Reprinted with permission from Seven Weekly Las Vegas. Check out Seven Magazine by picking a copy up at Unicahome and other fine venues in our fair Village of Las Vegas. Find out what is new and notable in Las Vegas online here.

From top: Garrotxa from Catalunya, Spain, Hook’s 10-year-aged cheddar, California Coastal honeycomb and date-walnut cake.. Photo by Bryan Hainer
When Sal Casola and Chipper Pastron opened the first Morels in the Grove, a nouveau-swank Los Angeles mall and cinema complex, what everyone talked about was the cheese program, arguably the best that anyone had seen in L.A.
Morels Las Vegas, which opened in 2008 in the Palazzo, treads a similar path. Some refer to it as a steak house, but that is a shortsighted description. This restaurant has one of the city’s most creative and diverse menus. It is open for breakfast, lunch and dinner, for instance. There is a mussels and craft-beer menu during happy hour and great meat loaf and French-dip sandwiches for lunch.
Pass a podium and a long hallway to enter Morels, through an art-deco bar, and your eyes are drawn to a display of amazing cheeses shielded by a glass wall, each labeled and properly ripe.
Max’s Menu Picks
Fromage
One selection, $12; three selections, $18; five selections, $26. (Red Hawk, Garrotxa and Castelmagno are all terrific.)
Lunch
French dip, $17; Moules mariniere, $17.
Dinner
Shelton Farms chicken under a brick, $26.
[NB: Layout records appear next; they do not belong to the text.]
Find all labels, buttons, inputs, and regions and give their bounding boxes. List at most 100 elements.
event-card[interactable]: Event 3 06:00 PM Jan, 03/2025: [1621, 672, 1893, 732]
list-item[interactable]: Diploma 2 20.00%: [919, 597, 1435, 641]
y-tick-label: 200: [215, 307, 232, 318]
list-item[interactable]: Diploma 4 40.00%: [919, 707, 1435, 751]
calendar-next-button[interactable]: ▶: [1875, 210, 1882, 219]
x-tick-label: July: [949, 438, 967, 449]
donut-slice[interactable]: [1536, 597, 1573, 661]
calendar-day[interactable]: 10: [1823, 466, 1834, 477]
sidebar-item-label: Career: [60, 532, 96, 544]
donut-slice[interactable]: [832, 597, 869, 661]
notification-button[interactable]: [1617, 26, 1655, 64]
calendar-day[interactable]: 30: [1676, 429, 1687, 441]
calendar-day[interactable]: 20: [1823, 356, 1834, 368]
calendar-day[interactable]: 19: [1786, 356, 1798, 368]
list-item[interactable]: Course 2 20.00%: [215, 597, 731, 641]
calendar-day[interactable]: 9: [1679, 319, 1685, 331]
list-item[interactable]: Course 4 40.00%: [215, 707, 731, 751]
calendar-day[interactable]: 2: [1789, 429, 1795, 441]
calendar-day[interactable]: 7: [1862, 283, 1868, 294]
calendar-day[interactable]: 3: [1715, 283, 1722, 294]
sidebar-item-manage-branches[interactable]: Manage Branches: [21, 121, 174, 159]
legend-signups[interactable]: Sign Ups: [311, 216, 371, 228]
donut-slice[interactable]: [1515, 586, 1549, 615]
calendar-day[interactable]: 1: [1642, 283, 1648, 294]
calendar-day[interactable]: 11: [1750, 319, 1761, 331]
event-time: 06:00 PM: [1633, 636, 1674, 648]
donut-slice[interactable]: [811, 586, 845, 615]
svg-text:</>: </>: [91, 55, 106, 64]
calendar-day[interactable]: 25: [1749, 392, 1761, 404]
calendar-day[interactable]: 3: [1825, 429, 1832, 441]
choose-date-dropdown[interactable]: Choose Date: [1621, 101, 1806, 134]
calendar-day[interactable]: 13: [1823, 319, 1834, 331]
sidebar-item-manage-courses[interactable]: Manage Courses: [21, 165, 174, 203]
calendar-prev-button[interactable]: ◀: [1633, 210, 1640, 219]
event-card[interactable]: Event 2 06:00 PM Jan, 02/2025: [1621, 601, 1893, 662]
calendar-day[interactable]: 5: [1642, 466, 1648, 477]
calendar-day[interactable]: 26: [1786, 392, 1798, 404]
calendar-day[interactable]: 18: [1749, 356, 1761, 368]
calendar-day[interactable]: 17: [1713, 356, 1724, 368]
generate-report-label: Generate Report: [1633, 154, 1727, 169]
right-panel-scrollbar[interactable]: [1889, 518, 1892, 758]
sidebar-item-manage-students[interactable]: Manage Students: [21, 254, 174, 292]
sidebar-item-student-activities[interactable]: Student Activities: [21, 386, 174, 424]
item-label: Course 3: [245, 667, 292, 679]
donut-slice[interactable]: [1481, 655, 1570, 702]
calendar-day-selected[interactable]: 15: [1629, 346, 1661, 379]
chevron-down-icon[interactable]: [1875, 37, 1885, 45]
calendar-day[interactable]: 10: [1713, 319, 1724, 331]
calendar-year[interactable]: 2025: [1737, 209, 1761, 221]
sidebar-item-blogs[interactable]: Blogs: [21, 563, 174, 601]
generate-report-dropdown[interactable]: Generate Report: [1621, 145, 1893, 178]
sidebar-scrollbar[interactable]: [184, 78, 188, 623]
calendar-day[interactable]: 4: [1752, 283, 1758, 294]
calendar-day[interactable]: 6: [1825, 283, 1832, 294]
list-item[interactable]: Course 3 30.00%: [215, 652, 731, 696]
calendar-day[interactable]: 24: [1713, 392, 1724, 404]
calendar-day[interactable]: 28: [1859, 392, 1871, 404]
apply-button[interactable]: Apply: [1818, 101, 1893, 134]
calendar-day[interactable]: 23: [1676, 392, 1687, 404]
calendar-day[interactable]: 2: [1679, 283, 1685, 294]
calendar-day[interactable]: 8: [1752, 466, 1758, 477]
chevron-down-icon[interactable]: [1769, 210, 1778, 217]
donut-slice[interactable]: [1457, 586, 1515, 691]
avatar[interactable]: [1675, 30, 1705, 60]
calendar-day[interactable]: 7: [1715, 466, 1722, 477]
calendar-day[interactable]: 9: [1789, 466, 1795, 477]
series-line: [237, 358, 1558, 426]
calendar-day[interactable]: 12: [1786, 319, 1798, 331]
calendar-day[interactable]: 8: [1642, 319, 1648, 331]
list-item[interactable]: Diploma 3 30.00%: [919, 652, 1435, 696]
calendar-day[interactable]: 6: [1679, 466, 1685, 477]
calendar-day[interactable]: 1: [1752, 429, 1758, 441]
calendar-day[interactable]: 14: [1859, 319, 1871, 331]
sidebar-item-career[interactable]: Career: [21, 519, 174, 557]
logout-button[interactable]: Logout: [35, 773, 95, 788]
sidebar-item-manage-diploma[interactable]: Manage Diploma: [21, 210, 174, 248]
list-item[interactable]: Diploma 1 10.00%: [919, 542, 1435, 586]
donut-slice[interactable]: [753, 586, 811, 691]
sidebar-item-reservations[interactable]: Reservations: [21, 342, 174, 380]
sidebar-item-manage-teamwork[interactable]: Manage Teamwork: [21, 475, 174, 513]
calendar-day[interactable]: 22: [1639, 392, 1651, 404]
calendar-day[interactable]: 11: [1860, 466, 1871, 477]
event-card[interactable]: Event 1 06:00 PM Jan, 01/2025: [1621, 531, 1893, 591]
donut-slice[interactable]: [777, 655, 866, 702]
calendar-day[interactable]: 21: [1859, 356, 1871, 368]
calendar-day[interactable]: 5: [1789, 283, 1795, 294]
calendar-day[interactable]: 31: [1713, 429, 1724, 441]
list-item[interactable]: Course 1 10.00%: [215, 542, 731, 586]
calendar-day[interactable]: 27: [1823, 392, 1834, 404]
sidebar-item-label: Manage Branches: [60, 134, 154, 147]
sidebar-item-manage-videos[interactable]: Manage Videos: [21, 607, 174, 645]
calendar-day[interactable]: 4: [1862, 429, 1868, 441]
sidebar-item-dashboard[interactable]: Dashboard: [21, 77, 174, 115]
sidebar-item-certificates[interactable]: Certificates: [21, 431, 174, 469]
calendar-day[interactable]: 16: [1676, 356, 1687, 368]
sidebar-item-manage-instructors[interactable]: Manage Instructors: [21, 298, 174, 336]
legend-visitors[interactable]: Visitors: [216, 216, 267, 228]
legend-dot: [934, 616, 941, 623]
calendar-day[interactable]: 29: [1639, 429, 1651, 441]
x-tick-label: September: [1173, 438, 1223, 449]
Green beans sautéed in foie gras butter, $11.
Once seated in the plush, mirrored dining room, you’ll be handed a fromage menu, with the cheeses divided into categories: cow, goat, sheep and blended. The categories are then subdivided by texture: bloomy, wash, semi-soft, semi-firm and firm, leaving little to chance.
At the bottom, there is a small menu of charcuterie, plus a pair of house-made rillettes (pork and salmon), and a few trifles such as olives, Marcona almonds and walnuts. I’m so enamored of this concept that I sometimes forget that Morels has an extensive dinner and lunch menu. In fact, both cheeses and cooked dishes are good reasons to dine here.
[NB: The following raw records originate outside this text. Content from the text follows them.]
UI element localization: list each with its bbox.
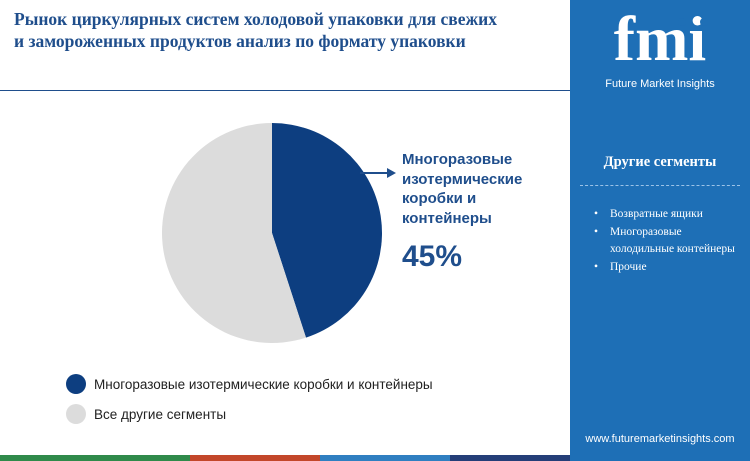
legend-label-reusable-boxes: Многоразовые изотермические коробки и ко…	[94, 376, 433, 392]
bottom-bar-blue	[320, 455, 450, 461]
legend-item-reusable-boxes: Многоразовые изотермические коробки и ко…	[66, 372, 433, 396]
bottom-bar-red	[190, 455, 320, 461]
other-segments-divider	[580, 185, 740, 186]
segment-item: Возвратные ящики	[592, 206, 742, 224]
callout-value: 45%	[402, 240, 463, 273]
chart-legend: Многоразовые изотермические коробки и ко…	[66, 372, 433, 432]
legend-item-other-segments: Все другие сегменты	[66, 402, 433, 426]
other-segments-title: Другие сегменты	[603, 154, 717, 170]
segment-item: Прочие	[592, 259, 742, 277]
legend-swatch-other-segments	[66, 404, 86, 424]
logo-text: fmi	[614, 8, 706, 70]
bottom-bar-navy	[450, 455, 570, 461]
page-title-line-1: Рынок циркулярных систем холодовой упако…	[14, 9, 497, 29]
title-divider	[0, 90, 570, 91]
website-url: www.futuremarketinsights.com	[585, 433, 735, 445]
sidebar: fmi Future Market Insights Другие сегмен…	[570, 0, 750, 461]
logo-subtitle: Future Market Insights	[605, 78, 715, 90]
page-title-line-2: и замороженных продуктов анализ по форма…	[14, 31, 466, 51]
other-segments-list: Возвратные ящики Многоразовые холодильны…	[592, 206, 742, 276]
callout-arrow-icon	[387, 168, 396, 178]
pie-chart	[0, 92, 570, 367]
callout-label: Многоразовые изотермические коробки и ко…	[402, 151, 523, 227]
pie-slice-other-segments	[162, 123, 306, 343]
pie-slice-reusable-boxes	[272, 123, 382, 338]
bottom-color-bar	[0, 455, 570, 461]
page-title: Рынок циркулярных систем холодовой упако…	[14, 8, 559, 52]
segment-item: Многоразовые холодильные контейнеры	[592, 224, 742, 259]
bottom-bar-green	[0, 455, 190, 461]
fmi-logo-icon: fmi	[614, 3, 708, 74]
legend-label-other-segments: Все другие сегменты	[94, 406, 227, 422]
legend-swatch-reusable-boxes	[66, 374, 86, 394]
pie-chart-svg	[162, 123, 396, 343]
fmi-logo: fmi Future Market Insights	[570, 3, 750, 90]
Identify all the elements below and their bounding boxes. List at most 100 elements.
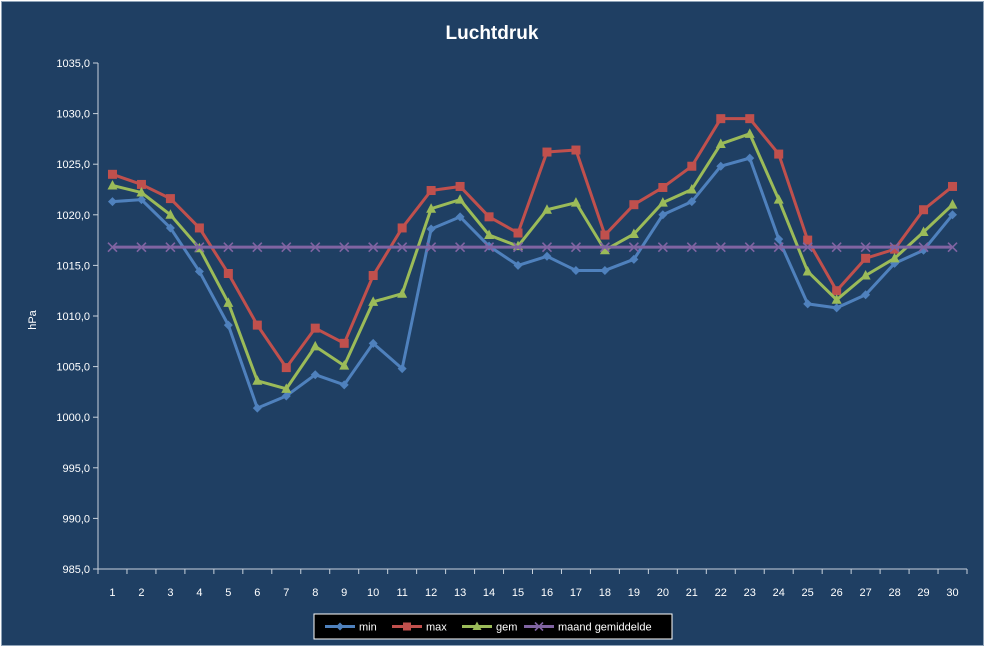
marker-x-stroke bbox=[368, 242, 379, 253]
data-point-min bbox=[252, 403, 262, 413]
data-point-max bbox=[948, 181, 958, 191]
data-point-maand-gemiddelde bbox=[512, 242, 524, 253]
data-point-gem bbox=[397, 288, 408, 298]
y-tick-label: 990,0 bbox=[62, 513, 90, 525]
marker-x-stroke bbox=[512, 242, 524, 253]
legend: min max gem maand gemiddelde bbox=[313, 613, 673, 640]
data-point-gem bbox=[426, 203, 437, 213]
data-point-min bbox=[948, 210, 958, 220]
data-point-max bbox=[165, 194, 175, 204]
x-tick-label: 4 bbox=[196, 587, 202, 599]
x-tick-label: 14 bbox=[483, 587, 495, 599]
data-point-maand-gemiddelde bbox=[455, 242, 466, 253]
data-point-maand-gemiddelde bbox=[570, 242, 582, 253]
series-maand-gemiddelde bbox=[107, 242, 958, 253]
data-point-max bbox=[658, 182, 668, 192]
x-tick-label: 1 bbox=[109, 587, 115, 599]
data-point-maand-gemiddelde bbox=[368, 242, 379, 253]
y-tick-labels: 985,0 990,0 995,0 1000,0 1005,0 1010,0 1015,0 1… bbox=[56, 58, 90, 576]
legend-label: maand gemiddelde bbox=[558, 622, 652, 634]
data-point-gem bbox=[339, 360, 350, 370]
series-gem bbox=[107, 128, 958, 393]
data-point-max bbox=[455, 181, 465, 191]
data-point-maand-gemiddelde bbox=[831, 242, 842, 253]
legend-item-max: max bbox=[392, 622, 447, 634]
data-point-max bbox=[600, 230, 610, 240]
marker-x-stroke bbox=[483, 242, 495, 253]
x-tick-label: 22 bbox=[715, 587, 727, 599]
data-point-gem bbox=[918, 226, 929, 237]
x-tick-label: 2 bbox=[138, 587, 144, 599]
legend-marker bbox=[336, 622, 344, 631]
data-point-max bbox=[919, 205, 929, 215]
data-point-maand-gemiddelde bbox=[281, 242, 292, 253]
data-point-gem bbox=[947, 199, 958, 209]
y-tick-label: 1030,0 bbox=[56, 109, 90, 121]
marker-x-stroke bbox=[194, 242, 205, 253]
marker-x-stroke bbox=[252, 242, 263, 253]
data-point-gem bbox=[281, 383, 292, 393]
y-tick-label: 1025,0 bbox=[56, 159, 90, 171]
data-point-maand-gemiddelde bbox=[918, 242, 929, 253]
marker-x-stroke bbox=[107, 242, 118, 253]
legend-label: min bbox=[359, 622, 377, 634]
x-tick-label: 30 bbox=[946, 587, 958, 599]
marker-x-stroke bbox=[686, 242, 697, 253]
legend-item-gem: gem bbox=[462, 621, 517, 634]
chart-title: Luchtdruk bbox=[446, 23, 539, 44]
data-point-max bbox=[803, 235, 813, 245]
x-tick-label: 20 bbox=[657, 587, 669, 599]
data-point-gem bbox=[252, 375, 263, 385]
marker-x-stroke bbox=[628, 242, 639, 253]
y-tick-label: 1000,0 bbox=[56, 412, 90, 424]
data-point-gem bbox=[773, 194, 784, 204]
data-point-max bbox=[890, 244, 900, 254]
data-point-min bbox=[339, 380, 349, 390]
data-point-min bbox=[223, 320, 233, 330]
data-point-gem bbox=[310, 340, 321, 351]
series-min bbox=[107, 153, 958, 413]
x-tick-label: 26 bbox=[831, 587, 843, 599]
data-point-gem bbox=[744, 128, 755, 138]
data-point-maand-gemiddelde bbox=[483, 242, 495, 253]
x-tick-label: 18 bbox=[599, 587, 611, 599]
legend-item-maand-gemiddelde: maand gemiddelde bbox=[524, 622, 652, 634]
series-line-min bbox=[112, 156, 954, 410]
x-tick-label: 23 bbox=[744, 587, 756, 599]
data-point-max bbox=[339, 338, 349, 348]
x-tick-label: 10 bbox=[367, 587, 379, 599]
data-point-min bbox=[513, 260, 523, 270]
data-point-max bbox=[745, 114, 755, 124]
y-tick-label: 1020,0 bbox=[56, 210, 90, 222]
data-point-maand-gemiddelde bbox=[860, 242, 871, 253]
x-tick-label: 15 bbox=[512, 587, 524, 599]
data-point-maand-gemiddelde bbox=[194, 242, 205, 253]
data-point-maand-gemiddelde bbox=[252, 242, 263, 253]
marker-x-stroke bbox=[426, 242, 437, 253]
marker-x-stroke bbox=[223, 242, 234, 253]
series-max bbox=[107, 114, 958, 373]
data-point-gem bbox=[541, 204, 552, 214]
x-tick-label: 5 bbox=[225, 587, 231, 599]
data-point-min bbox=[136, 195, 146, 205]
data-point-max bbox=[513, 228, 523, 238]
data-point-max bbox=[136, 179, 146, 189]
legend-marker bbox=[403, 622, 411, 631]
x-tick-label: 13 bbox=[454, 587, 466, 599]
marker-x-stroke bbox=[773, 242, 784, 253]
data-point-gem bbox=[628, 228, 639, 239]
data-point-gem bbox=[368, 296, 379, 306]
data-point-gem bbox=[455, 194, 466, 204]
data-point-min bbox=[658, 210, 668, 220]
data-point-max bbox=[281, 363, 291, 373]
marker-x-stroke bbox=[918, 242, 929, 253]
data-point-gem bbox=[484, 229, 495, 240]
x-tick-label: 9 bbox=[341, 587, 347, 599]
x-tick-labels: 1 2 3 4 5 6 7 8 9 10 11 12 13 14 15 16 17 18 19 20 21 22 23 24 2… bbox=[109, 587, 958, 599]
data-point-max bbox=[687, 161, 697, 171]
legend-box bbox=[313, 613, 673, 640]
data-point-maand-gemiddelde bbox=[107, 242, 118, 253]
legend-label: gem bbox=[496, 622, 517, 634]
data-point-gem bbox=[165, 209, 176, 219]
marker-x-stroke bbox=[570, 242, 582, 253]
It’s possible to order cheese or charcuterie by selections of one, three or five. A friend and I settled on three of each, using a paper checklist that the server supplied. We had an exquisitely pungent Red Hawk, a washed rind cow’s milk cheese from California’s Cowgirl Creamery, and Garrotxa, a semi-firm Spanish goat’s milk cheese that has a finish so long I could still taste it in the Palazzo garage.
Only a Reblochon from France, the legendary Alpine cheese, was not properly cared for. Still, the affineur at Morels—that is the person who ages and coddles these cheeses into shape—has nothing for which to apologize. The cheeses here rival those at Guy Savoy or Joël Robuchon.
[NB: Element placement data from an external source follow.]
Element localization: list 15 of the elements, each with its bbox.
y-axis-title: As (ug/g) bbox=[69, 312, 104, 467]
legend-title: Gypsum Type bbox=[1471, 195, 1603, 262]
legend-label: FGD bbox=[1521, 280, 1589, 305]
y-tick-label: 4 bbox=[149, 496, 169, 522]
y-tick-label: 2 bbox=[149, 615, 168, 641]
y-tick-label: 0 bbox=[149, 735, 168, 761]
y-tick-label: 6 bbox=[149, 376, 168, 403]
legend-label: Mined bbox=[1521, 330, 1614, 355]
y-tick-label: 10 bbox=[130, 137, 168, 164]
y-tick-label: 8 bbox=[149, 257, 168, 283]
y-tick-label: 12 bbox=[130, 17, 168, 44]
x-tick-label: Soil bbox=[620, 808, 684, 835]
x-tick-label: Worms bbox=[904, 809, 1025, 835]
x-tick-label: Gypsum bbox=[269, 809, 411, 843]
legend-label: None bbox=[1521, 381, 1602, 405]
I can’t say the same for charcuterie. Blame the FDA. Only a few of Europe’s top cold cuts are allowed into this country. What I tasted—an acceptable San Daniele prosciutto from Italy, a French saucisson sec from the Basque country and a ho-hum Molinari finocchiona, or fennel sausage, from San Francisco—were not as good as the porchetta I buy at Valley Cheese & Wine in Henderson.
After that course, though, everything went swimmingly. We started with a classic, beefy, French onion soup, topped with a bubbly crouton redolent of Gruyère, and crisp hearts of romaine with dreamy roasted garlic Caesar dressing.
The main courses were chicken cooked under a brick, perfectly moist, with crisp skin and a terrific Tall Grass Farms 14-ounce New York sirloin from the state of Kansas. Sides were artful as well: artichoke bottoms cloaked in lemony bread crumbs and green beans tossed around with foie gras.
Only dessert left me wanting. Their vaunted pistachio soufflé, served with a scoop of cherry sorbet, is gluey. Guess Morels isn’t ready for a duel with Savoy or Robuchon on every level. So smile and say, “Cheese!”
Morels, in the Palazzo, 607-6333. Breakfast 8-11 a.m. Mon-Fri; lunch 11 a.m.-4 p.m. daily; dinner 4-11 p.m. Mon-Thu, 4 p.m.-12 a.m. Fri-Sat, 4 p.m.-10 p.m. Sun. Dinner for two, $89-$135.
editor’s note: Morel’s was a great meal. The location is a bit tough; this place should be continually slammed. The drinks are good, and the booze selection is excellent. If you are a cheese and wine lover and haven’t been to Valley Cheese and Wine yet, shame on you.